I was open to work on any problems. The first problem I worked on was a condition called chronotropic incompetence. With aging, many of us lose the ability to regulate heart rate with increasing metabolic demand, for example, during exercise. In traditional cardiac pacemakers, an algorithm increased heart rate based on body motion detected by an accelerometer sensor. This had limitations, for example, an accelerometer would not determine the different metabolic demand between climb upstairs versus downstairs. I started with a project to measure respiration using an implanted respiration sensor in a cardiac pacemaker. This was a new feature in the pacemaker to provide heart rate support during patients’ exercise. The pacemaker can sense the increase of respiration with an impedance sensor and changes of motion with an accelerometer. The combined information would improve the algorithm to regulate heart rate with the metabolic demand during the exercise.

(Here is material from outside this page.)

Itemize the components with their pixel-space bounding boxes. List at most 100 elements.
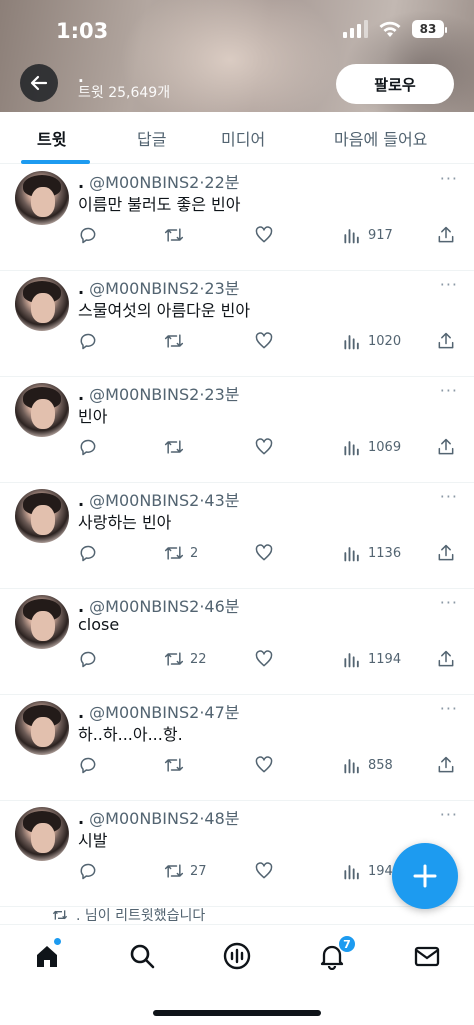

The ability to monitor respiration in an implanted device soon led me to a discovery that many cardiac pacemaker patients stopped breathing frequently during sleep, a disorder called obstructive sleep apnea. In a collaborative study with a cardiac electrophysiologist doctor and a pulmonary doctor in Pittsburgh, we found nearly half of his VA pacemaker patients had undiagnosed sleep apnea. We formed a new team in 2001, the apnea team, which included original team members of Kent Lee, Jess Hartley and Jeff Stahmann. Our goal was to detect and monitor sleep apnea with a cardiac pacemaker and explore new treatment options. Boston Scientific, which bought Guidant, now produces pacemakers that can monitor sleep apnea status every night for this chronic condition based on our original work.
Once diagnosed, sleep apnea treatment is another major clinical challenge. The standard of care is positive airway pressure delivered by a mask placed over the nose and mouth during sleep. I made a good effort trying the treatment myself for two weeks and I had a very hard time to get to sleep. So it was not a surprise that nearly half of the patients with sleep apnea do not use any treatment.

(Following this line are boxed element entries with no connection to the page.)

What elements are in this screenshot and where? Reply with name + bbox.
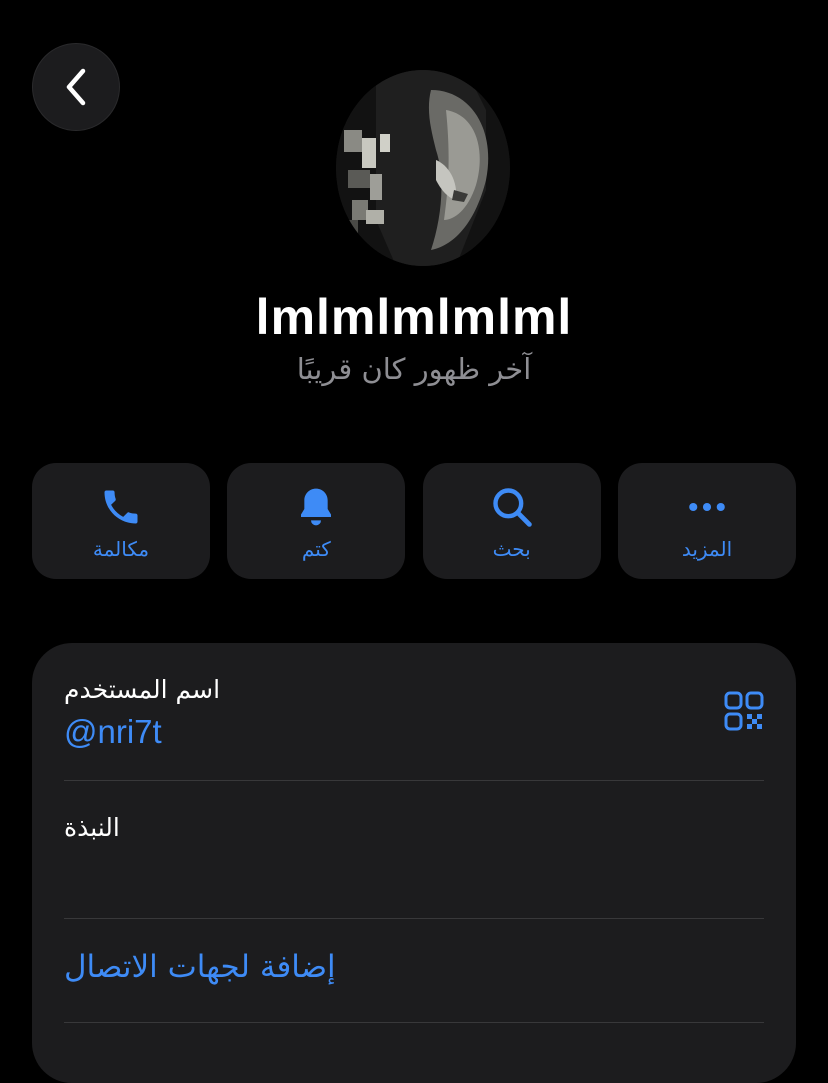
mute-label: كتم — [301, 537, 331, 561]
bell-icon — [301, 488, 332, 526]
search-button[interactable]: بحث — [422, 463, 601, 579]
phone-icon — [104, 490, 138, 524]
mute-button[interactable]: كتم — [227, 463, 406, 579]
divider — [64, 1022, 764, 1023]
back-button[interactable] — [32, 43, 120, 131]
last-seen-status: آخر ظهور كان قريبًا — [296, 352, 532, 386]
bio-label: النبذة — [64, 813, 120, 842]
username-value[interactable]: @nri7t — [64, 713, 162, 751]
more-button[interactable]: المزيد — [617, 463, 796, 579]
call-label: مكالمة — [92, 537, 150, 561]
add-to-contacts-button[interactable]: إضافة لجهات الاتصال — [64, 949, 336, 985]
profile-photo — [336, 70, 510, 266]
search-icon — [492, 488, 532, 527]
search-label: بحث — [492, 537, 531, 561]
divider — [64, 780, 764, 781]
chevron-left-icon — [66, 68, 86, 106]
avatar[interactable] — [336, 70, 510, 266]
divider — [64, 918, 764, 919]
profile-name: lmlmlmlmlml — [255, 289, 573, 345]
username-label: اسم المستخدم — [64, 675, 221, 704]
action-bar: مكالمة كتم بحث المزيد — [32, 463, 796, 579]
more-label: المزيد — [681, 537, 733, 561]
call-button[interactable]: مكالمة — [32, 463, 210, 579]
qr-code-icon[interactable] — [724, 691, 764, 731]
info-card: اسم المستخدم @nri7t النبذة إضافة لجهات ا… — [32, 643, 796, 1083]
ellipsis-icon — [689, 502, 725, 512]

My opportunity to work on a solution for sleep apnea treatment came in 2008. Tim Herbert, Mark Christopherson and others had worked on an implanted neuromodulation approach for treating sleep apnea while at Medtronic in the 1990’s. The idea was based on the finding that tongue relaxation during sleep was causing airway obstruction, and the tongue could be controlled via the hypoglossal nerve. The Medtronic team developed an implanted device to stimulate this nerve, and demonstrated in a small study that hypoglossal nerve stimulation would stiffen and move the tongue forward and could resolve upper airway obstruction. Medtronic did not continue this project, as it was not in their core therapy areas. In 2007, as a true entrepreneur, Tim quit his job in Medtronic, licensed the technology from them, and recruited Mark to join him to start Inspire Medical Systems, whose singular goal would be to develop and commercialize a neurostimulation therapy for obstructive sleep apnea. During one of our conversations before joining them, I asked Tim what made him believe they could accomplish what Medtronic could not in developing this new therapy. Tim put a children’s book in front of me, and asked if I remembered reading A Little Engine that Could. I told Tim that I grew up in China and had not heard of the book. After finding the book at a bookstore, I liked the attitude of “I think I can”.
In April 2008, I left my job at Boston Scientific and joined the Inspire team and began the next chapter of my journey as a biomedical engineer in finding a solution to help people sleep better.